In this study, we evaluated the repeatability and accuracy of TMRF compared to MRF. The underestimation by T2 gold standard scans may be attributed to inhomogeneous coil sensitivity. We are analyzing coil sensitivity maps to address this issue. The underestimation of TMRF of long T1 values may be corrected by a constant bias term. For T2 MRF values, site 1 is close to reported values by NIST while site 2 is close to gold standard values. The higher order of standard deviation in T2 values may be due to B1 variations from day to day. We are analyzing our B1 maps to resolve this issue. Our study suggests that MRF is more accurate than TMRF in estimating longer T1 values, but similar to or worse than TMRF in estimating T2 values.

Acknowledgements

No acknowledgement found.

References

[1] Ma D, Gulani V, Seiberlich N, Liu K, Sunshine JL, Duerk JL, Griswold MA: Magnetic resonance fingerprinting. Nature 2013, 495:187–192.

[2] Balsiger F. et al. (2018) Magnetic Resonance Fingerprinting Reconstruction via Spatiotemporal Convolutional Neural Networks. In: Knoll F., Maier A., Rueckert D. (eds) Machine Learning for Medical Image Reconstruction. MLMIR 2018. Lecture Notes in Computer Science, vol 11074. Springer, Cham

[3] Russek SE, Boss M, Jackson EF, Jennings DL, Evelhoch JL, Gunter JL, Sorensen AG. Characterization of NIST/ISMRM MRI system phantom. In Proceedings of the 20th Annual Meeting of ISMRM, Melbourne, Austraia, 2012. Abstract 2456.

Figures

Figure 1 shows different contrasts generated using parametric maps and tailored TMRF schedule.

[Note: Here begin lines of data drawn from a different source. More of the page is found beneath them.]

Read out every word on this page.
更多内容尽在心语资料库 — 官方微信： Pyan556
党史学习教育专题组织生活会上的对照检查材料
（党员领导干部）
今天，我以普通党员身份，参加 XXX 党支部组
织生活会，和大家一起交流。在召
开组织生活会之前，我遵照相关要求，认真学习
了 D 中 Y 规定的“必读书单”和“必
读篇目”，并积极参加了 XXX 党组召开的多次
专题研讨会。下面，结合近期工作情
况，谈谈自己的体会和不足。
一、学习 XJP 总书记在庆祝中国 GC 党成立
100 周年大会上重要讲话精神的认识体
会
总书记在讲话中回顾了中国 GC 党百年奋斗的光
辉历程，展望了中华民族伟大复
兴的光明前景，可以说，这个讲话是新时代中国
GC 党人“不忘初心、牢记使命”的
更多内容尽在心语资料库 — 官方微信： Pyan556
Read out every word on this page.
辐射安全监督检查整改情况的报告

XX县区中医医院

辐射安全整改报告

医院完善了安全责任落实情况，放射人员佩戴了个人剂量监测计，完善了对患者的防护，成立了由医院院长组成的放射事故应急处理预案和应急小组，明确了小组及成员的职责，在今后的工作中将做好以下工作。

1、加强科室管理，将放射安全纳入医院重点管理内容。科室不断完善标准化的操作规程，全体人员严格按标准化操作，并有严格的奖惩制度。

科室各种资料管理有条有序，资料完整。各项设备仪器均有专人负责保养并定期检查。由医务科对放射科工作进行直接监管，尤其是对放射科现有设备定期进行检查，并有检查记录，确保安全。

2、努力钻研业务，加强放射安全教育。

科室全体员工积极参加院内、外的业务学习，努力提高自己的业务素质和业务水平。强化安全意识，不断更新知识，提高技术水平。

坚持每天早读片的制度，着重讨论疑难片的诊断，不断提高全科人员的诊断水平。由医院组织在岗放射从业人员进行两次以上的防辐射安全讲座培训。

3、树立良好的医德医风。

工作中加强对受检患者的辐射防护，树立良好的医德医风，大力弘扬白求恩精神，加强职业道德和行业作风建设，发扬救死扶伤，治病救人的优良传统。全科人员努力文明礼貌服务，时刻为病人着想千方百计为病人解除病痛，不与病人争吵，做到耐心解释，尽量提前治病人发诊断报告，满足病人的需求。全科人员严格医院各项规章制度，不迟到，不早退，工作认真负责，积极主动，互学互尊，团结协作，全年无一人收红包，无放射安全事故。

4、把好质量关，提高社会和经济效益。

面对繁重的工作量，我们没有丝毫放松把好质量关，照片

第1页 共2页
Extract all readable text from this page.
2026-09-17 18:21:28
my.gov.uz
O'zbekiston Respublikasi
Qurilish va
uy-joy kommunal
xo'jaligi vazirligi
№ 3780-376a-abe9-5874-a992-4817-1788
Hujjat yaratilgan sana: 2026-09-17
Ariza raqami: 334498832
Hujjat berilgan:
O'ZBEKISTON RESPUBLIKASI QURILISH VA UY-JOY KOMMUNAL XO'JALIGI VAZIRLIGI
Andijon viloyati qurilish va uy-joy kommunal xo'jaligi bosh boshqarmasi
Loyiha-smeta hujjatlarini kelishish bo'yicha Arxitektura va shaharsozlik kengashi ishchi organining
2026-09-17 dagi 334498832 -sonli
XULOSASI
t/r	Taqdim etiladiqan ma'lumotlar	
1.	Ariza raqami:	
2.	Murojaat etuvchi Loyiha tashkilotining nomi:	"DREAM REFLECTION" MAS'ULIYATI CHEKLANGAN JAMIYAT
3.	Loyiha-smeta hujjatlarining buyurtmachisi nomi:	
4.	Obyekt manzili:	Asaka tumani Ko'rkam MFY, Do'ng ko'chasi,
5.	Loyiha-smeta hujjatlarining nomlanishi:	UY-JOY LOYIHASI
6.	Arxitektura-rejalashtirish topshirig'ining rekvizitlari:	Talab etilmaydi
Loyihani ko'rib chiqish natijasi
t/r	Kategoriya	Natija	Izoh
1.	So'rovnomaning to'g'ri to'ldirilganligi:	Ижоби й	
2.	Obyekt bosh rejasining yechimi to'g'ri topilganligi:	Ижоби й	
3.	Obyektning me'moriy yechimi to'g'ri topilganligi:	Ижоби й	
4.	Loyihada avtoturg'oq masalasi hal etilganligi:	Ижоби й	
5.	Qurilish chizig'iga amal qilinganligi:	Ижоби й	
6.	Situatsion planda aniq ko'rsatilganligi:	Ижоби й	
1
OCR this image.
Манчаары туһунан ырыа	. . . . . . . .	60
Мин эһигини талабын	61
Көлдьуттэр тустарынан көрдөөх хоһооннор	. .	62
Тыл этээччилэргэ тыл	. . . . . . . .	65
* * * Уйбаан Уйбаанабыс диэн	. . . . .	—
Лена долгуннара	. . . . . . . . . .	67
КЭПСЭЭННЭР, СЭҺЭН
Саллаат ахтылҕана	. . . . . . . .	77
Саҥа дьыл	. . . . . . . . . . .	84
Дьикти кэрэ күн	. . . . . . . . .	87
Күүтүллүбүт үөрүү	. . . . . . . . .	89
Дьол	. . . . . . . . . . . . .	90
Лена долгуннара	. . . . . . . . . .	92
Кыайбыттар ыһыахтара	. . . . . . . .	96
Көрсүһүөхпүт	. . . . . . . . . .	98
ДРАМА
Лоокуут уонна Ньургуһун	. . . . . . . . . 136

Figure 2 shows the mean and standard deviation of T1 and T2 estimation from gold standard measurements. The mean and standard deviation are calculated from 70 pixels circular ROI for each sphere.

Figure 3 shows datasets for MRF and TMRF methods from two sites.

Figure 4 compares gold standard values, MRF and TMRF values for two sites.

Figure 5 compares ΔMRF and ΔTMRF to show the difference between the results from two sites.